参考:「キノコ取りの名人(「伊藤永之介童話作品集」無明舎出版)
 マイタケというキノコを取る人は、ぜったいに人におしえません。自分の家の者さえ知らせません。
 マイタケは、キノコの王様です。味がいいし、すばらしく大きいのです。まだ葉がスッカリ巻かないキャベツみたいなかっこうで、大きいのになると一貫目以上もあります。そんなのは一つで五百円も六百円もの金になるのです。・・・

 キノコ取りの名人である金助じいさんも、三十年も昔からマイタケ取りをしているのに、家の者さえおじいさんがどこからそれを取って来るのか、だれも知りません」

 ある日、金助じいさんは、マイタケ山で急に体が痛くなって動けなくなります。息子の銀助と孫の銀次郎が捜索し、エビのように体をすくめていた金助じいさんを見つけ、おぶって山を下りました。

 銀助は、病に伏す金助おじいさんから秘密のマイタケ場所を聞き出し、勇んで取りに行きます。ところが、道に迷ったのか、崖から落ちて大けがをしてしまいます。金助じいさんは、突然泣き出し、こう言いました。

 「銀助、わるかった。わるかった。オレがわるかった。マイタケの場所を、オレはうそを言ったんだ。それでお前は道にまよってけがしたのだ。あやまるよ、ゆるしてくれ。」

 この童話のように、マイタケだけは独り占めしたくなる不思議な魔力を秘めている。もともとマイタケは、ゼンマイと並び山村の人々の貴重な現金収入であった。マイタケ採りのプロには、様々なタブーや言い伝えが伝承されている。

@幼菌を手で触ったり、息を吹きかけたりするな!
 マイタケは、環境に敏感で、雑菌に極めて弱いという弱点を持っている。だから、マメの幼菌を手で触ったり、息を吹きかけたりすれば、成長が止まり腐ってしまう。だからキノコ木にはあまり近づかず、離れて観察すること。

Aマイタケを刃物でとると「ツキル」(次から生えない)
 マイタケを採る時は、長さ1m程度のツクシを使う。
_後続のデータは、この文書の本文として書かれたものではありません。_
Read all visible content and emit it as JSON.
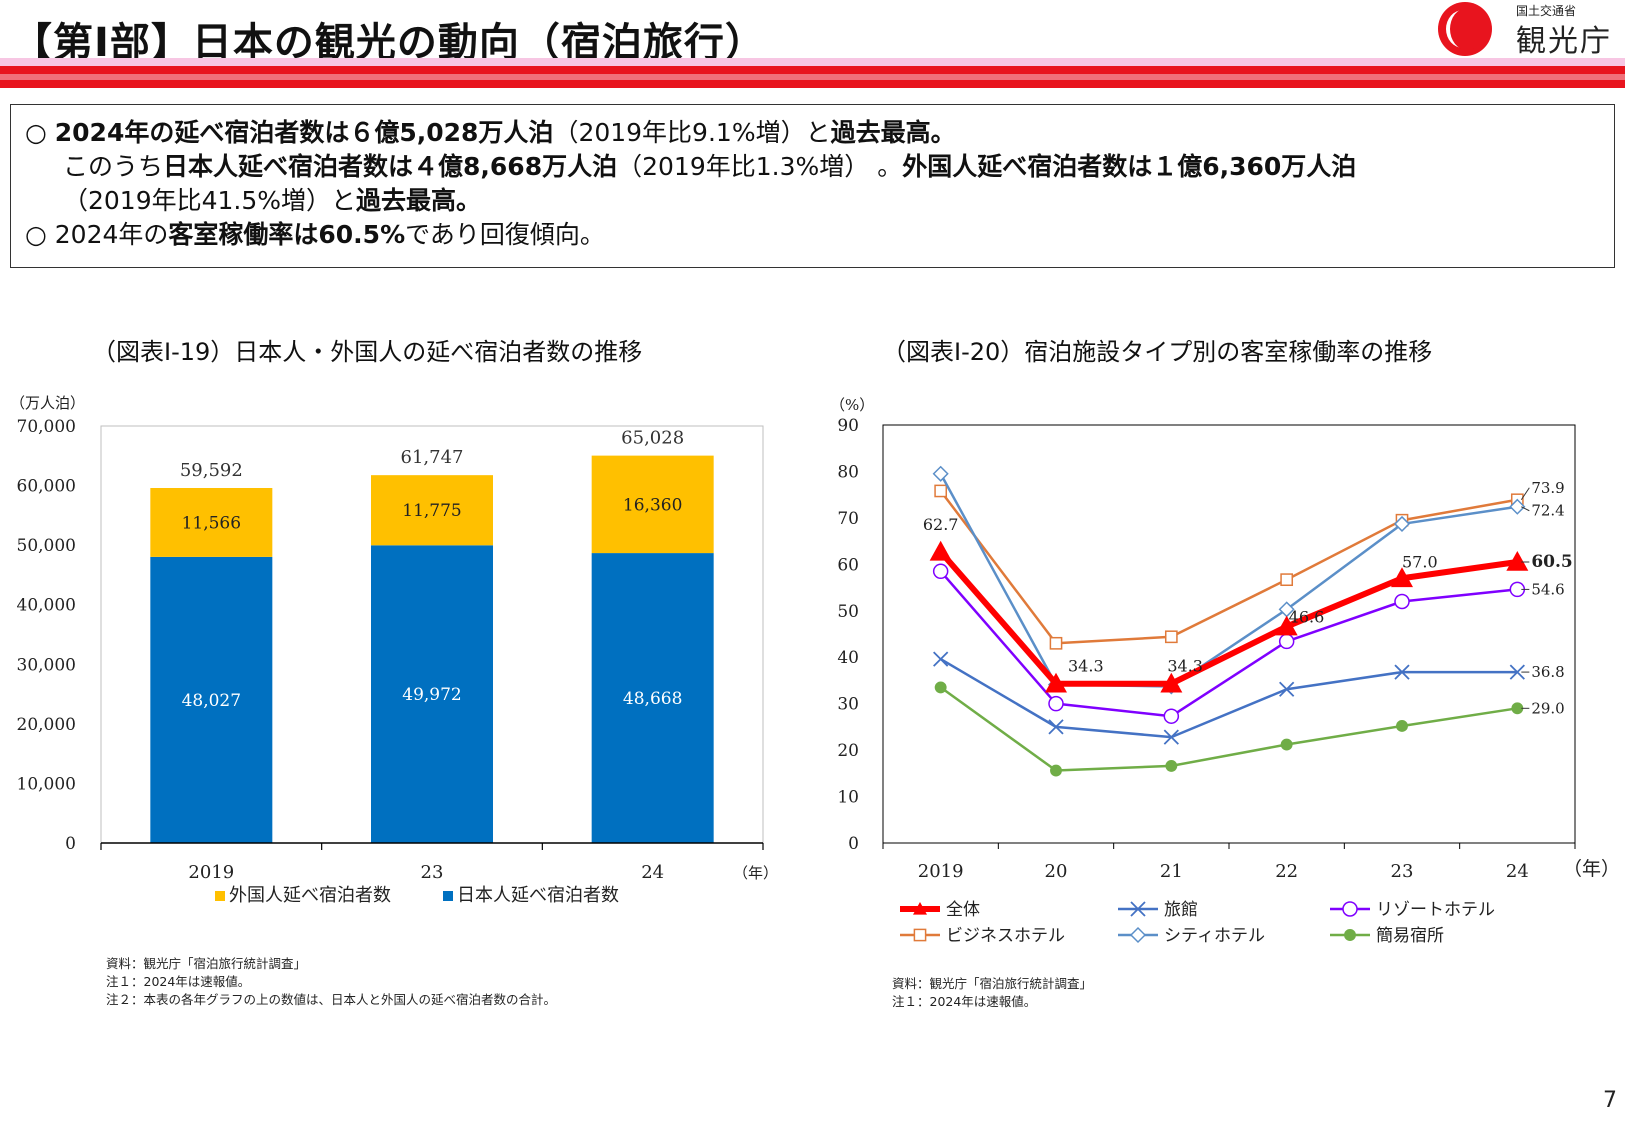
{
  "header": {
    "title": "【第Ⅰ部】日本の観光の動向（宿泊旅行）",
    "logo_ministry": "国土交通省",
    "logo_agency": "観光庁"
  },
  "summary": {
    "line1_a": "○ ",
    "line1_b": "2024年の延べ宿泊者数は６億5,028万人泊",
    "line1_c": "（2019年比9.1%増）と",
    "line1_d": "過去最高。",
    "line2_a": "このうち",
    "line2_b": "日本人延べ宿泊者数は４億8,668万人泊",
    "line2_c": "（2019年比1.3%増） 。",
    "line2_d": "外国人延べ宿泊者数は１億6,360万人泊",
    "line3_a": "（2019年比41.5%増）と",
    "line3_b": "過去最高。",
    "line4_a": "○ 2024年の",
    "line4_b": "客室稼働率は60.5%",
    "line4_c": "であり回復傾向。"
  },
  "chart_data": [
    {
      "type": "bar",
      "stacked": true,
      "title": "（図表Ⅰ-19）日本人・外国人の延べ宿泊者数の推移",
      "ylabel": "（万人泊）",
      "xunit": "（年）",
      "categories": [
        "2019",
        "23",
        "24"
      ],
      "ylim": [
        0,
        70000
      ],
      "yticks": [
        0,
        10000,
        20000,
        30000,
        40000,
        50000,
        60000,
        70000
      ],
      "ytick_labels": [
        "0",
        "10,000",
        "20,000",
        "30,000",
        "40,000",
        "50,000",
        "60,000",
        "70,000"
      ],
      "series": [
        {
          "name": "日本人延べ宿泊者数",
          "color": "#0070c0",
          "values": [
            48027,
            49972,
            48668
          ],
          "labels": [
            "48,027",
            "49,972",
            "48,668"
          ]
        },
        {
          "name": "外国人延べ宿泊者数",
          "color": "#ffc000",
          "values": [
            11566,
            11775,
            16360
          ],
          "labels": [
            "11,566",
            "11,775",
            "16,360"
          ]
        }
      ],
      "totals": [
        "59,592",
        "61,747",
        "65,028"
      ],
      "legend_order": [
        "外国人延べ宿泊者数",
        "日本人延べ宿泊者数"
      ],
      "legend": "bottom",
      "grid": false,
      "notes": [
        "資料：観光庁「宿泊旅行統計調査」",
        "注１：2024年は速報値。",
        "注２：本表の各年グラフの上の数値は、日本人と外国人の延べ宿泊者数の合計。"
      ]
    },
    {
      "type": "line",
      "title": "（図表Ⅰ-20）宿泊施設タイプ別の客室稼働率の推移",
      "ylabel": "（%）",
      "xunit": "（年）",
      "categories": [
        "2019",
        "20",
        "21",
        "22",
        "23",
        "24"
      ],
      "ylim": [
        0,
        90
      ],
      "yticks": [
        0,
        10,
        20,
        30,
        40,
        50,
        60,
        70,
        80,
        90
      ],
      "grid": false,
      "legend": "bottom",
      "series": [
        {
          "name": "全体",
          "color": "#ff0000",
          "marker": "triangle",
          "values": [
            62.7,
            34.3,
            34.3,
            46.6,
            57.0,
            60.5
          ]
        },
        {
          "name": "旅館",
          "color": "#4472c4",
          "marker": "x",
          "values": [
            39.6,
            25.0,
            22.8,
            33.1,
            36.8,
            36.8
          ]
        },
        {
          "name": "リゾートホテル",
          "color": "#7f00ff",
          "marker": "circle-open",
          "values": [
            58.5,
            30.0,
            27.3,
            43.4,
            52.0,
            54.6
          ]
        },
        {
          "name": "ビジネスホテル",
          "color": "#e07a3a",
          "marker": "square-open",
          "values": [
            75.8,
            43.0,
            44.4,
            56.7,
            69.5,
            73.9
          ]
        },
        {
          "name": "シティホテル",
          "color": "#5b8fc8",
          "marker": "diamond-open",
          "values": [
            79.5,
            34.1,
            33.7,
            50.3,
            68.7,
            72.4
          ]
        },
        {
          "name": "簡易宿所",
          "color": "#70ad47",
          "marker": "circle",
          "values": [
            33.5,
            15.6,
            16.6,
            21.2,
            25.2,
            29.0
          ]
        }
      ],
      "annotations": {
        "total": [
          "62.7",
          "34.3",
          "34.3",
          "46.6",
          "57.0",
          "60.5"
        ],
        "end_labels": [
          "73.9",
          "72.4",
          "60.5",
          "54.6",
          "36.8",
          "29.0"
        ]
      },
      "notes": [
        "資料：観光庁「宿泊旅行統計調査」",
        "注１：2024年は速報値。"
      ]
    }
  ],
  "page_number": "7"
}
ブナやイタヤカエデなどの枝のさきをノミのように平に削ったものを「ツクシ」という。マイタケは、木の根の洞穴に生えることが多いが、そんな時マイタケの根の当たりに見当をつけてツクシを差込み、感覚をつかんで株全体を起こして根から壊さず切り取る。こうしないと商品価値がなくなる。

 この説には、賛否両論がある。あるプロに言わせると、30年ほど刃物を使っているが「ツキル」ことはなかったという。どうもこれは迷信ではないか。

B腐ったマイタケは、全て綺麗に取り去る
 マイタケを採る時は、根株が残らないように綺麗に採る。運悪く育ちすぎて腐ったマイタケを見つけたら、木の根から離してすっかり取り去る(死滅した菌糸が根を覆い、発芽に2,3年は休む)こと。こうしないと、来年その木から良いマイタケが採れない。

C暑い夏で、かつ台風が来ると豊作
 台風によってキノコ木が揺れ動かされると、マイタケ菌が刺激され、発芽が早まると言われる。

 マイタケ採りの極端な秘密主義の理由は・・・自分だけのマイタケ山・ナワバリを持つことは、持続可能なマイタケ採りを担保する唯一の方法であったのであろう。岩魚釣りを生業とした職漁師の場合は、密かに谷の奥の滝上に岩魚を移植放流し、秘密の隠し沢を持っていた。自然に生かされている野生動物と同様、山の恵みを生業とする者にとって、ナワバリを持つことはごく自然なことであった。